A commencer par l'entraîneur Leonardo Jardim, excédé de l'arbitrage de Clément Turpin. Pour le coach, portugais, un penalty n'a pas été sifflé sur Helder Costa et Bernardo Silva a pris un avertissement dans un excès de zèle du corps arbitral. Ce n'est pas la première fois que le technicien asémiste pointe du doigt un arbitre à la sortie d'un match.

Vendredi, il semblait surtout très en colère. Au point d'en perdre son Français, certaines de ses réponses étant tout bonnement incompréhensibles. Le coach s'en voulait peut-être d'avoir sorti Bernardo Silva un peu tôt (78', pour faire rentrer Raggi, pas très inspiré ensuite). Silva, certes encore juste physiquement, était l'un des rares Monégasques capable de tenir le ballon en fin de match. A Caen, le coaching de l'ancien entraîneur du Sporting CP a interpellé.

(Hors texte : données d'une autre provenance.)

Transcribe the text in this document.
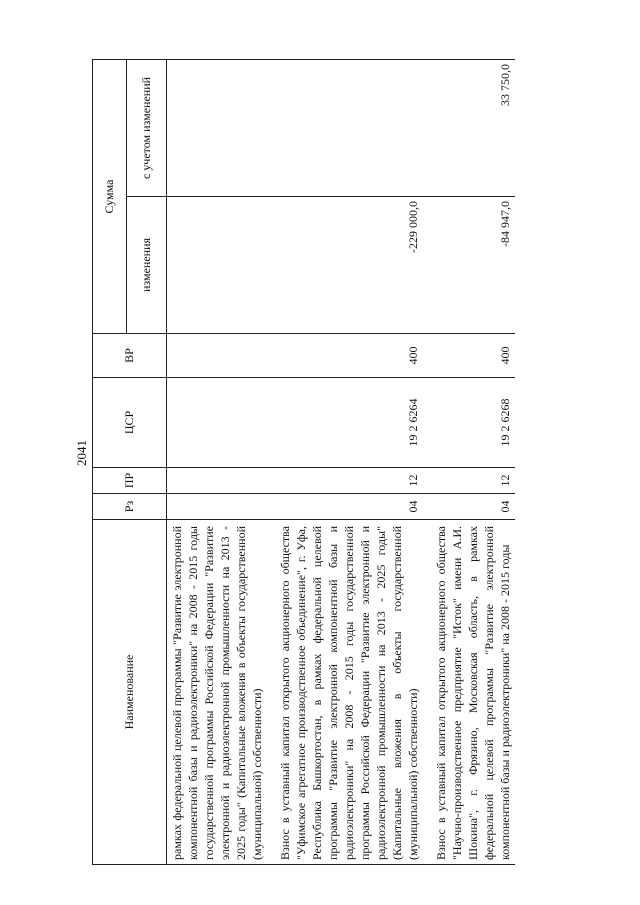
2041
Наименование	Рз	ПР	ЦСР	ВР	Сумма	
					изменения	с учетом изменений
рамках федеральной целевой программы "Развитие электронной компонентной базы и радиоэлектроники" на 2008 - 2015 годы государственной программы Российской Федерации "Развитие электронной и радиоэлектронной промышленности на 2013 - 2025 годы" (Капитальные вложения в объекты государственной (муниципальной) собственности)						

Взнос в уставный капитал открытого акционерного общества "Уфимское агрегатное производственное объединение", г. Уфа, Республика Башкортостан, в рамках федеральной целевой программы "Развитие электронной компонентной базы и радиоэлектроники" на 2008 - 2015 годы государственной программы Российской Федерации "Развитие электронной и радиоэлектронной промышленности на 2013 - 2025 годы" (Капитальные вложения в объекты государственной (муниципальной) собственности)	04	12	19 2 6264	400	-229 000,0	

Взнос в уставный капитал открытого акционерного общества "Научно-производственное предприятие "Исток" имени А.И. Шокина", г. Фрязино, Московская область, в рамках федеральной целевой программы "Развитие электронной компонентной базы и радиоэлектроники" на 2008 - 2015 годы	04	12	19 2 6268	400	-84 947,0	33 750,0
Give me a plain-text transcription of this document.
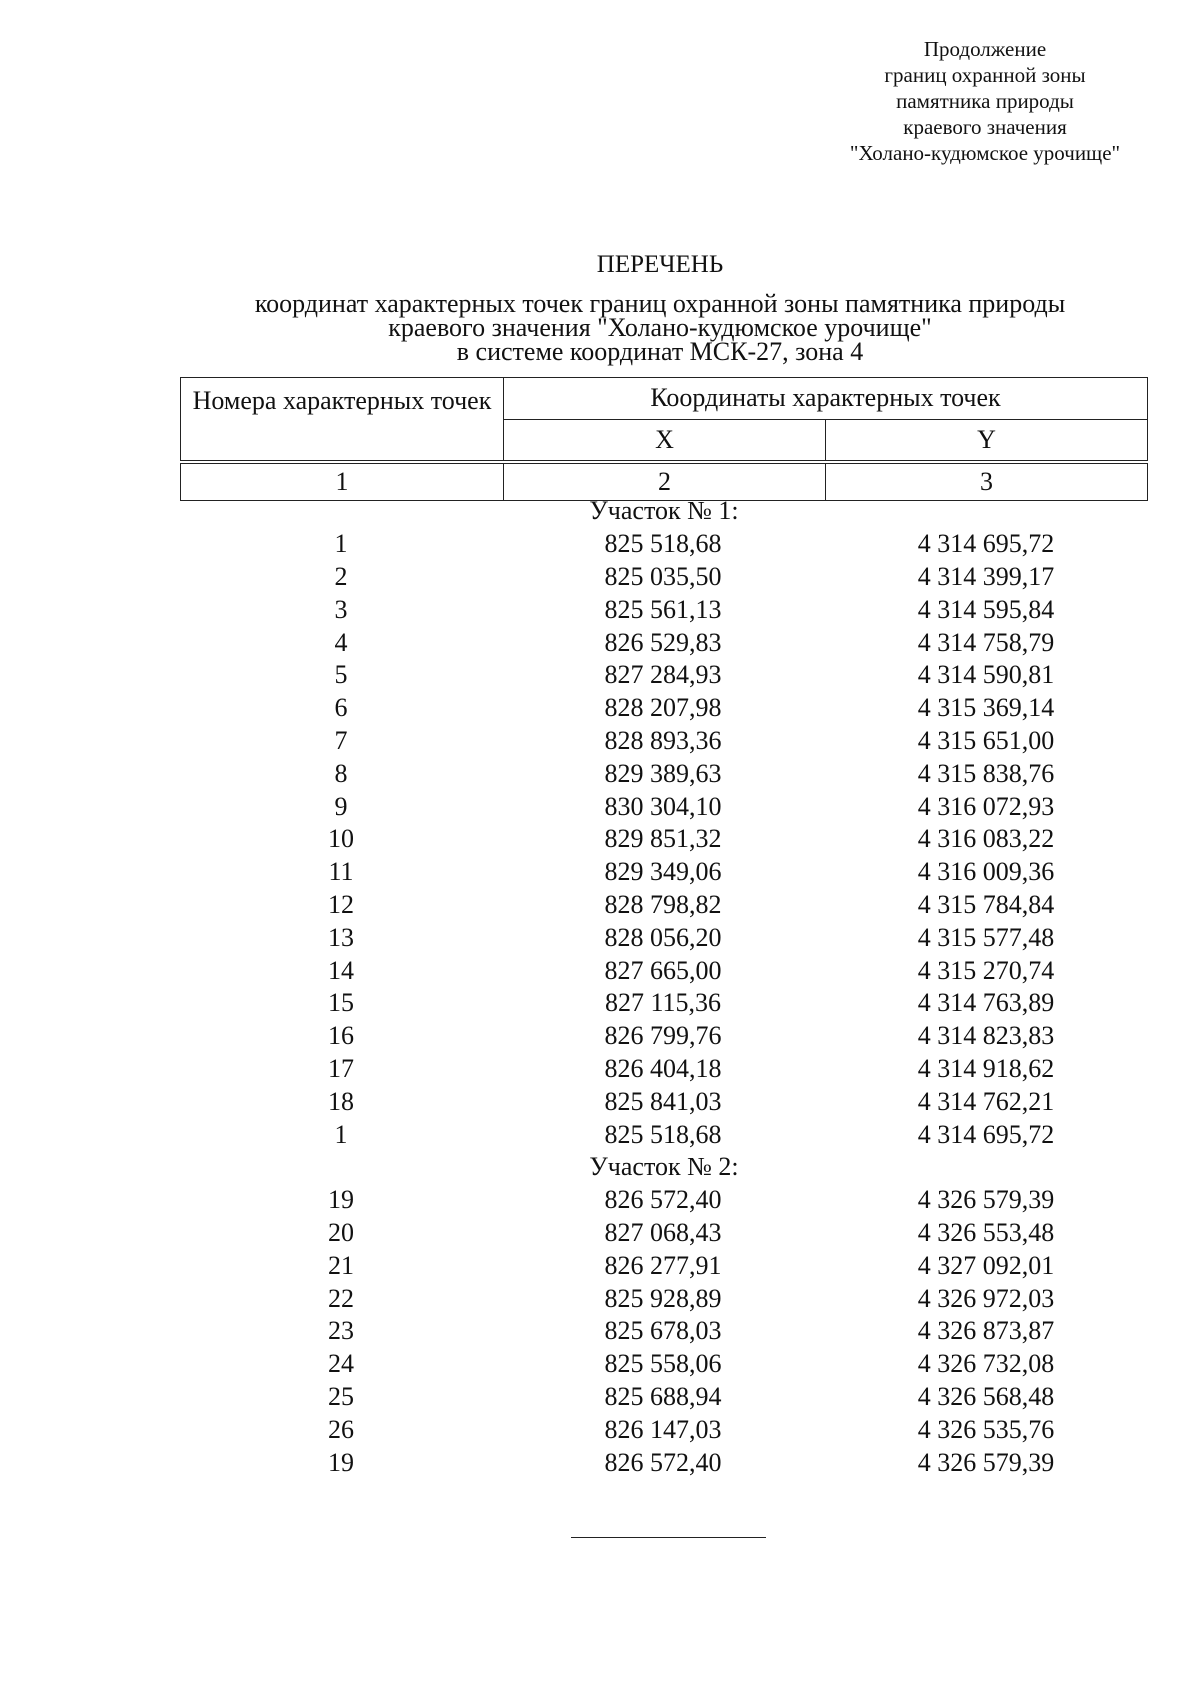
Продолжение
границ охранной зоны
памятника природы
краевого значения
"Холано-кудюмское урочище"
ПЕРЕЧЕНЬ
координат характерных точек границ охранной зоны памятника природы
краевого значения "Холано-кудюмское урочище"
в системе координат МСК-27, зона 4
Номера характерных точек	Координаты характерных точек	
	X	Y

1	2	3
Участок № 1:
1	825 518,68	4 314 695,72
2	825 035,50	4 314 399,17
3	825 561,13	4 314 595,84
4	826 529,83	4 314 758,79
5	827 284,93	4 314 590,81
6	828 207,98	4 315 369,14
7	828 893,36	4 315 651,00
8	829 389,63	4 315 838,76
9	830 304,10	4 316 072,93
10	829 851,32	4 316 083,22
11	829 349,06	4 316 009,36
12	828 798,82	4 315 784,84
13	828 056,20	4 315 577,48
14	827 665,00	4 315 270,74
15	827 115,36	4 314 763,89
16	826 799,76	4 314 823,83
17	826 404,18	4 314 918,62
18	825 841,03	4 314 762,21
1	825 518,68	4 314 695,72
Участок № 2:
19	826 572,40	4 326 579,39
20	827 068,43	4 326 553,48
21	826 277,91	4 327 092,01
22	825 928,89	4 326 972,03
23	825 678,03	4 326 873,87
24	825 558,06	4 326 732,08
25	825 688,94	4 326 568,48
26	826 147,03	4 326 535,76
19	826 572,40	4 326 579,39
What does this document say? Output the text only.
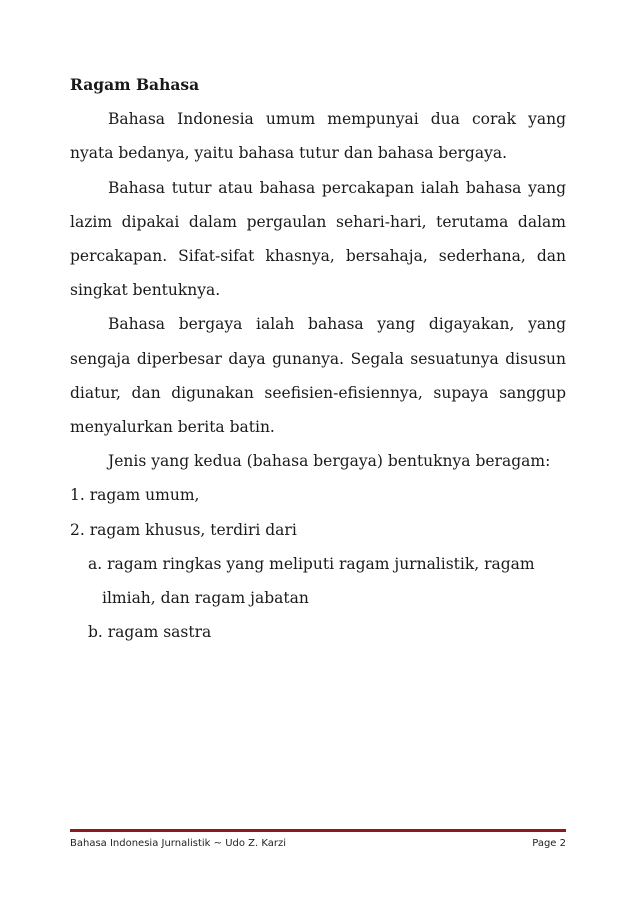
Ragam Bahasa

Bahasa Indonesia umum mempunyai dua corak yang nyata bedanya, yaitu bahasa tutur dan bahasa bergaya.

Bahasa tutur atau bahasa percakapan ialah bahasa yang lazim dipakai dalam pergaulan sehari-hari, terutama dalam percakapan. Sifat-sifat khasnya, bersahaja, sederhana, dan singkat bentuknya.

Bahasa bergaya ialah bahasa yang digayakan, yang sengaja diperbesar daya gunanya. Segala sesuatunya disusun diatur, dan digunakan seefisien-efisiennya, supaya sanggup menyalurkan berita batin.

Jenis yang kedua (bahasa bergaya) bentuknya beragam:

1. ragam umum,

2. ragam khusus, terdiri dari

a. ragam ringkas yang meliputi ragam jurnalistik, ragam ilmiah, dan ragam jabatan

b. ragam sastra

Bahasa Indonesia Jurnalistik ~ Udo Z. Karzi	Page 2
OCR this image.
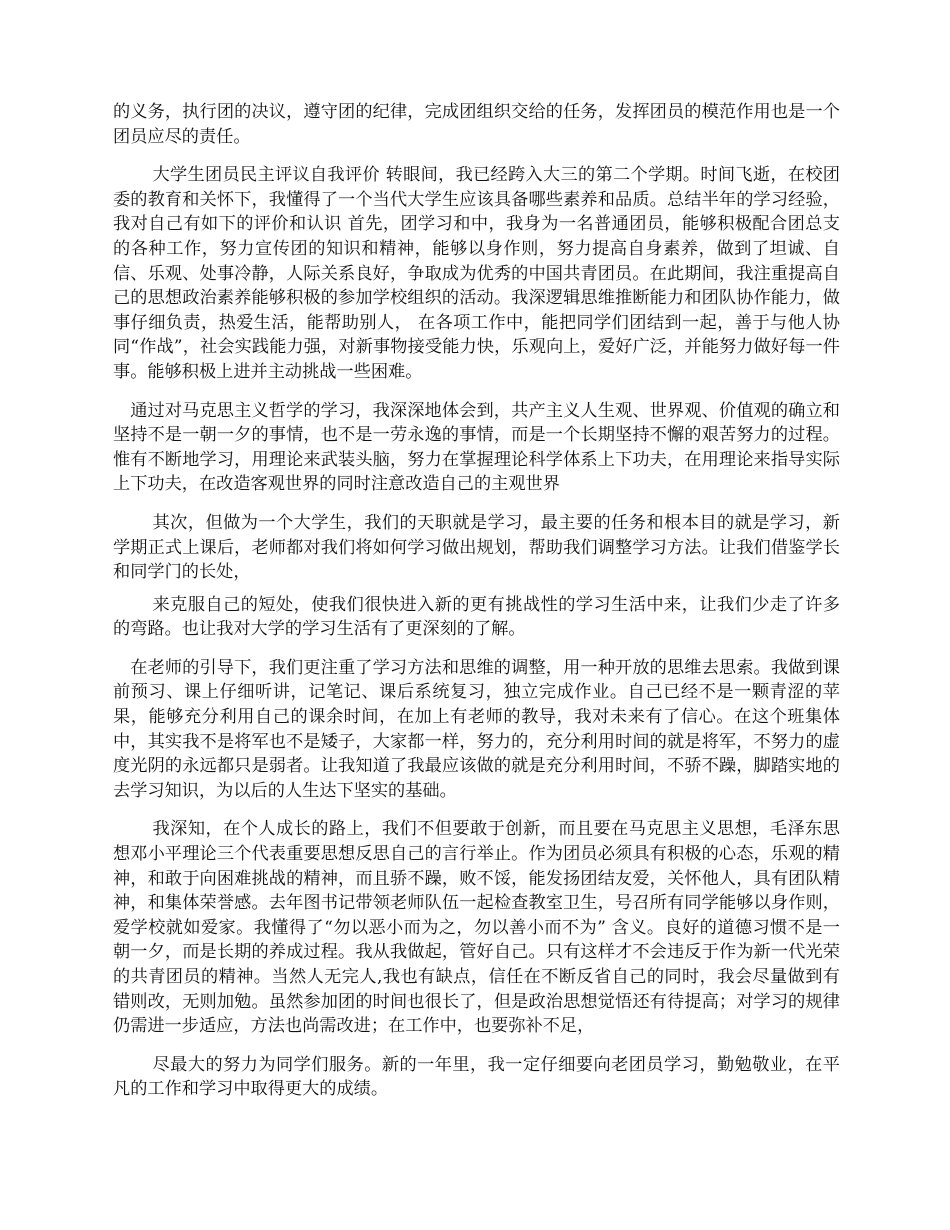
的义务，执行团的决议，遵守团的纪律，完成团组织交给的任务，发挥团员的模范作用也是一个团员应尽的责任。

大学生团员民主评议自我评价 转眼间，我已经跨入大三的第二个学期。时间飞逝，在校团委的教育和关怀下，我懂得了一个当代大学生应该具备哪些素养和品质。总结半年的学习经验，我对自己有如下的评价和认识 首先，团学习和中，我身为一名普通团员，能够积极配合团总支的各种工作，努力宣传团的知识和精神，能够以身作则，努力提高自身素养，做到了坦诚、自信、乐观、处事冷静，人际关系良好，争取成为优秀的中国共青团员。在此期间，我注重提高自己的思想政治素养能够积极的参加学校组织的活动。我深逻辑思维推断能力和团队协作能力，做事仔细负责，热爱生活，能帮助别人， 在各项工作中，能把同学们团结到一起，善于与他人协同“作战”，社会实践能力强，对新事物接受能力快，乐观向上，爱好广泛，并能努力做好每一件事。能够积极上进并主动挑战一些困难。

通过对马克思主义哲学的学习，我深深地体会到，共产主义人生观、世界观、价值观的确立和坚持不是一朝一夕的事情，也不是一劳永逸的事情，而是一个长期坚持不懈的艰苦努力的过程。惟有不断地学习，用理论来武装头脑，努力在掌握理论科学体系上下功夫，在用理论来指导实际上下功夫，在改造客观世界的同时注意改造自己的主观世界

其次，但做为一个大学生，我们的天职就是学习，最主要的任务和根本目的就是学习，新学期正式上课后，老师都对我们将如何学习做出规划，帮助我们调整学习方法。让我们借鉴学长和同学门的长处，

来克服自己的短处，使我们很快进入新的更有挑战性的学习生活中来，让我们少走了许多的弯路。也让我对大学的学习生活有了更深刻的了解。

在老师的引导下，我们更注重了学习方法和思维的调整，用一种开放的思维去思索。我做到课前预习、课上仔细听讲，记笔记、课后系统复习，独立完成作业。自己已经不是一颗青涩的苹果，能够充分利用自己的课余时间，在加上有老师的教导，我对未来有了信心。在这个班集体中，其实我不是将军也不是矮子，大家都一样，努力的，充分利用时间的就是将军，不努力的虚度光阴的永远都只是弱者。让我知道了我最应该做的就是充分利用时间，不骄不躁，脚踏实地的去学习知识，为以后的人生达下坚实的基础。

我深知，在个人成长的路上，我们不但要敢于创新，而且要在马克思主义思想，毛泽东思想邓小平理论三个代表重要思想反思自己的言行举止。作为团员必须具有积极的心态，乐观的精神，和敢于向困难挑战的精神，而且骄不躁，败不馁，能发扬团结友爱，关怀他人，具有团队精神，和集体荣誉感。去年图书记带领老师队伍一起检查教室卫生，号召所有同学能够以身作则，爱学校就如爱家。我懂得了“勿以恶小而为之，勿以善小而不为” 含义。良好的道德习惯不是一朝一夕，而是长期的养成过程。我从我做起，管好自己。只有这样才不会违反于作为新一代光荣的共青团员的精神。当然人无完人,我也有缺点，信任在不断反省自己的同时，我会尽量做到有错则改，无则加勉。虽然参加团的时间也很长了，但是政治思想觉悟还有待提高；对学习的规律仍需进一步适应，方法也尚需改进；在工作中，也要弥补不足，

尽最大的努力为同学们服务。新的一年里，我一定仔细要向老团员学习，勤勉敬业，在平凡的工作和学习中取得更大的成绩。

Pourquoi, par exemple, se passer une nouvelle fois de Vagner Love au détriment de Lacina Traoré? Le Brésilien n'a plus été titulaire depuis deux matches et vendredi, il n'est même pas entré en jeu. Un détail qui peut amener des interrogations.

Comme ce sentiment de fatalité qui s'est abattu sur les joueurs de la Principauté à la sortie du stade caennais. Ce matin, Monaco a toujours 8 points d'avance, ce qui n'est pas rien, et pourtant on a l'impression que cet écart n'existe pas.

"On sait que la fin de saison va être difficile, argumentait Jérémy Toulalan. L'important pour nous, c'est d'être deuxième à la fin du championnat. Pour l'instant on l'est, il faut le rester".

Au fond, c'est le calendrier monégasque qui titille le plus les suiveurs du club que le résultat de Caen. Avec, notamment, des déplacements compliqués : Paris, Lille, Rennes et Lyon. Sans compter la réception de Marseille. Autant dire qu'il ne faudra pas perdre de points en route ni se faire rejoindre en fin de match comme à Caen.

Gagner contre Reims

"Ce n'est pas la première ni la deuxième fois que ça nous arrive. Une équipe comme l'AS Monaco ne peut pas perdre deux points en fin de match", résumait d'ailleurs Fabinho au coup de sifflet final. Même son de cloche chez le capitaine Toulalan: "Tout y était et il nous a manqué dix minutes, les dix dernières. C'est rageant. Il nous a manqué des choses défensivement, plus de lucidité, d'être plus malins en défense".

Au-delà de la mauvaise maîtrise de la fin de match, dans la folie de d'Ornano on en a oublié l'essentiel. Monaco est toujours deuxième et maître de son destin. Et rien ne dit que l'OL fera un sans-faute d'ici la 37e journée.

D'ici là, Monaco aura sûrement retrouvé le chemin de la victoire. En quittant le Calvados, les Monégasques s'étaient déjà projetés sur la réception de Reims, vendredi (20h30).

Même si l'ASM cherche une deuxième victoire en déplacement en 2016, au Louis-II, ça va nettement mieux. Depuis la phase retour, les joueurs de la Principauté se sont imposés quatre fois en cinq matches à domicile, pour un match nul.

Vendredi soir, peu avant minuit une fois le résultat contre Reims validé, peut-être que les idées monégasques seront plus positives.